Basic concepts
LVM and JFS are not exactly
new in the OS/2 world, they were first introduced in OS/2 Warp Server for
e-business, aka WSeB, about two years ago. But only few lucky OS/2 users
(including me) use WSeB on their home/office machines. Thus the upcoming
Serenity Systems' eComStation (eCS) will be the first exposure to LVM/JFS
for many OS/2 users. Many of the prospective eCS owners have understandable
concerns about these new concepts, sometimes they perhaps even fear them.
In this article I will try to explain the basic concepts introduced by
LVM and JFS and some of the logic behind them.
First off, I'll finally explain
what those acronyms are: LVM stands for Logical Volume Manager and JFS
is a Journaled File System. Not much clearer, is it? It will be later -
I hope.
LVM and JFS didn't originate
on OS/2. They were created for AIX, IBM's high-end Unix clone running on
IBM's RS/6000 hardware. For the users that means that all the really nasty
bugs were ironed out long ago.
The role of LVM is to present
a simple logical view of underlying physical storage space, ie. harddrive(s).

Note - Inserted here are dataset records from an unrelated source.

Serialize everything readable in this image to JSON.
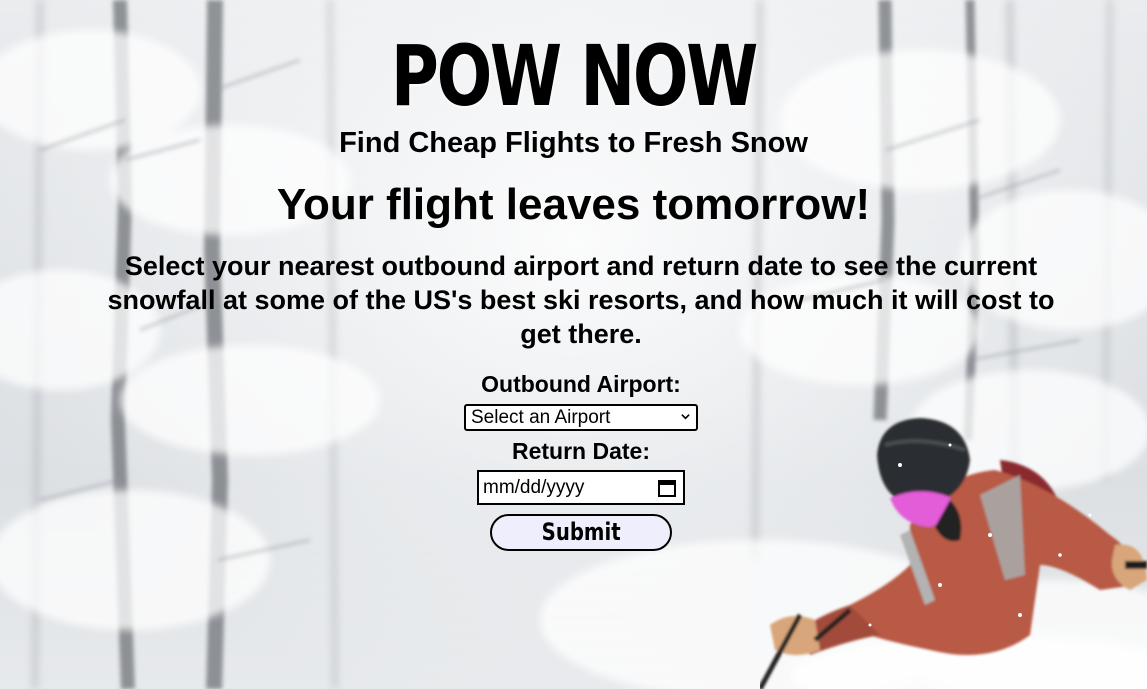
{
  "header": {
    "logo": "POW NOW",
    "tagline": "Find Cheap Flights to Fresh Snow"
  },
  "main": {
    "headline": "Your flight leaves tomorrow!",
    "intro": "Select your nearest outbound airport and return date to see the current snowfall at some of the US's best ski resorts, and how much it will cost to get there."
  },
  "form": {
    "airport_label": "Outbound Airport:",
    "airport_selected": "Select an Airport",
    "return_label": "Return Date:",
    "return_placeholder": "mm/dd/yyyy",
    "submit_label": "Submit"
  },
  "colors": {
    "text": "#000000",
    "submit_bg": "#eeeefc",
    "jacket": "#b85a45",
    "goggles": "#e35bd8"
  },
  "icons": {
    "select_arrow": "chevron-down-icon",
    "date_picker": "calendar-icon"
  }
}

LVM manages individual physical disks - or to be more precise, the individual
partitions
present on them (for a short glossary of terms, look at the end
of the article). LVM hides the numbers, size and location of physical
partitions from users. Instead it presents the concept of logical volume.
A logical volume may correspond to a physical partition (but that obviously
almost defeats the purpose of LVM) but it doesn't have to. One volume may
be composed of several partitions located on multiple physical disks. Not
only that, the volumes can even be extended (not shrunk - people usually
want more space, not less). They can even be extended while the OS is running
and the filesystem is being accessed! Of course, most home and SOHO users
don't have the hardware required for this.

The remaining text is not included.